Bautista, who was part of the team that nurtured the university back to financial health after a catastrophic slide when a religious organization took control of it in the early ’90s, shared his vision for the country on rails, airports, seaports, busways, inter-operability of tollways and other modes of transport. These infra projects will see the Philippines journey to middle-income status and to achieve this, the DOTr secretary said the agency vowed to expedite right-of-way issues that have heretofore delayed major infra projects before. In a sense, Secretary Bautista is providing a private sector mindset for the public good.
The infra projects seem daunting but Bautista told his fellow Warriors that a “source of his strength is that you have my back” and vowed to “achieve what the department had set out to do.” Bautista has a soft heart for the University of the East having been there for 31 years and a month until he was selected to head the agency and that is why he was game for the testimonial though he has just arrived a day early from a trip in New York with President Bongbong Marcos Jr. to woo foreign investors.
In a way, Bautista is “benchmarking” his thrust at the DOTr to the programs that he adapted with the late banking icon P.O. Domingo that saw the transformation of UE from a debt-ridden school to a cash-rich university with new buildings. A fortnight ago, he said he witnessed the signing ceremonies for a Cavite-Sangley airport and aside from that he bared the upcoming completion of the P715 billion Bulacan airport “to decongest the NAIA airport. Also in the pipeline are the Cebu International Seaport, Davao rail line, and Metro Manila subway. And there are air assets expected to be purchased, as well as new vessels to beef up the country’s maritime industry.
Aside from this, Bautista bared the department’s push for new rail lines that, with the new airports and seaports, will “perk up the agriculture and tourism industry.” The push for agriculture and tourism, seen insulating the economy from the pernicious effects of the pandemic, is akin to Bautista’s program then in PAL where he earned for the airline the Four Star Major Regional Airline award in 2019 from the Airline Passenger Experience Association, a US-based travel organization that tracked travelers’ experience about airlines. It can be said that his DOTr stint will be the apex of his many accomplishments in life.

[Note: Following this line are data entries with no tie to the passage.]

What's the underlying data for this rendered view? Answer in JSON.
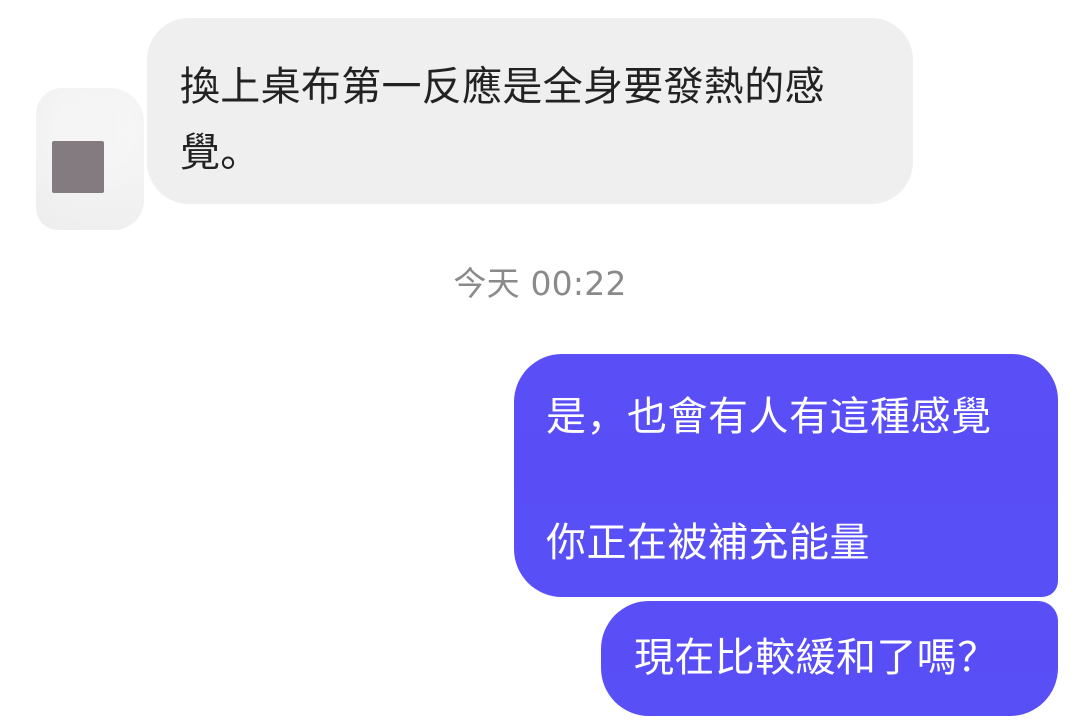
{
  "chat": {
    "incoming_message": "換上桌布第一反應是全身要發熱的感覺。",
    "timestamp": "今天 00:22",
    "outgoing_messages": [
      {
        "line1": "是，也會有人有這種感覺",
        "line2": "你正在被補充能量"
      },
      {
        "text": "現在比較緩和了嗎？"
      }
    ]
  },
  "colors": {
    "incoming_bubble": "#efefef",
    "outgoing_bubble": "#584ff6",
    "timestamp_text": "#8a8a8a"
  }
}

Consider the impact of some of the infra projects that he enumerated in his address before his beloved “alma mater”: The North-South rail line from Tutuban to Malolos will cut travel time from an hour and a half to just 35 minutes; the new Cebu seaport will process 14,404 container vans daily; the rail extension of LRT line 1 to Cavite will shorten travel time from Baclaran to Bacoor to just 25 minutes; the unified grand central that will host LRT1, MRT 3 and MRT 7 will offer intermodal passenger access to buses; and the Carousel bay will be modernized to allow PWD-friendly walkways, bicycle access, and tons of CCTV cameras.
“These are ambitious projects,” said Bautista, but he vowed to achieve what he had set out to do, backed by his desire to be of help to the country’s economic resurgence. He has provided much inspiration to this love-of-country paradigm. One sees him at the budget hearing appealing for legislative action for the infra programs of the department, at other times he is at the training pool of a new PNR coach, and still others in a huddle with his undersecretaries for a new approach to old problems.
The infra projects are expected to provide the buffer zone for the country to overcome the pandemic’s effects. And it is comforting to see someone head a department willing to overcome the challenge and providing the kind of private sector mentality to untangle the bureaucracy’s slow-poke mindset. That is what Secretary Bautista conveyed to the UE community and beyond.